RECORD: Wilder, Burt Green. 1880. The two kinds of vivisection—sentisection and callisection. (Forwarded by Darwin) Nature 23 (30 September): 517-18.

REVISION HISTORY: Transcribed (single key) by AEL Data, edited by John van Wyhe 10.2008. RN1

NOTE: See the record for this item in the Freeman Bibliographical Database by entering its Identifier here. Wilder's letter had first been published in the Medical Record: a Weekly Journal of Medicine and Surgery, 21 August 1880, pp. 219-20. Reprinted in Science, 23 October 1880, p. 210. For further details, see Correspondence vol. 28.

[page] 517

MR. DARWIN has forwarded to us an article contributed to an American medical journal by Dr. B. G. Wilder, Professor of Physiology in Cornell University, on "The Two Kinds of Vivisection—Sentisection and Callisection;" as he thinks the suggestion therein contained deserves consideration in this country. "All well-informed persons," Dr. Wilder writes, "are aware that the vast majority of vivisections, in this country at least, are performed under the influence of anæsthetics; but the enthusiastic zoölaters, who desire to abolish the objective method of teaching physiology, practically ignore this fact, and dwell chiefly upon the comparatively infrequent operations which are attended with pain. Having read the

[page] 518

arguments upon both sides and had some correspondence with leaders of the anti-vivisection movement, I have been led to think that the discussion may be simplified, and a right conclusion sooner reached, if we adopt new terms corresponding to the two kinds of experimentation. Having waited long in the hope that some candid discussion of the whole subject might contain the needed terms, I venture to suggest that painful vivisection be known as sentisection, and painless vivisection as callisection. The etymology of the former word is obvious; the distinctive element of the latter is the Latin callus, which, in a derived sense, may denote a nervous condition unrecognised, strictly speaking, by the ancients. Some idea of the relative numbers of callisectionists and sentisectionists may be gained from the fact that I have been teaching physiology in a university for twelve years, and for half that time in a medical school; yet I have never performed a sentisection, unless under that head should be included the drowning of cats, and the application of water at the temperature of 60° C. (140° F.), with the view to ascertain whether such treatment would be likely to succeed with human beings.
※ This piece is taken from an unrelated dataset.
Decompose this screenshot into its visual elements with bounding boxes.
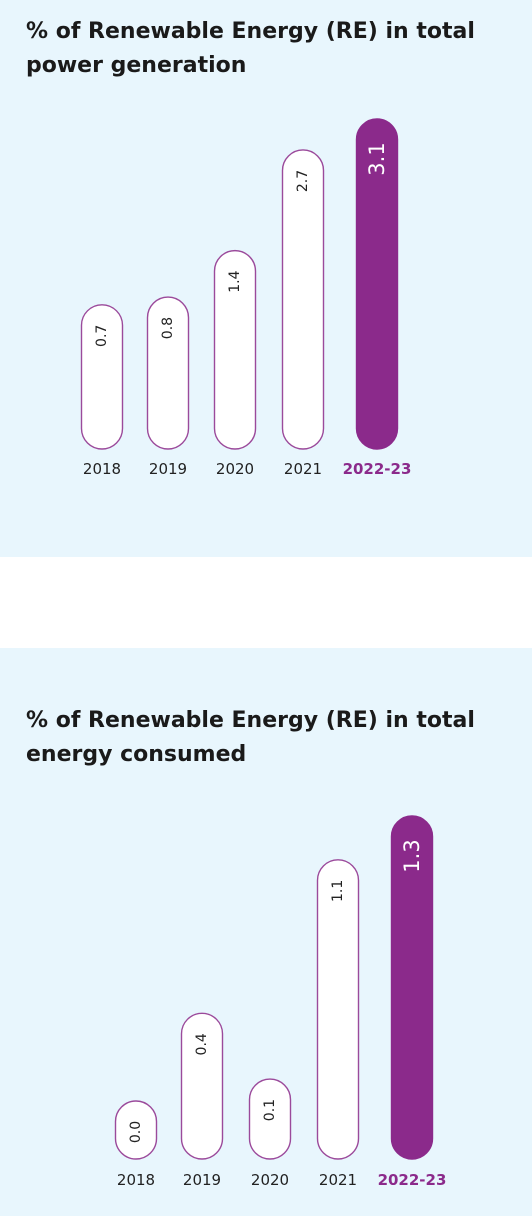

I think that even elementary physiological instruction is incomplete without callisection, but that sentisection should be the unwelcome prerogative of the very few whose natural and acquired powers of body and mind qualify them above others to determine what experiments should be done to perform them properly, and to wisely interpret the results. Such men, deserving alike of the highest honour and the deepest pity, should exercise their solemn office not only unrestrained by law, but upheld by the general sentiment of the profession and the public."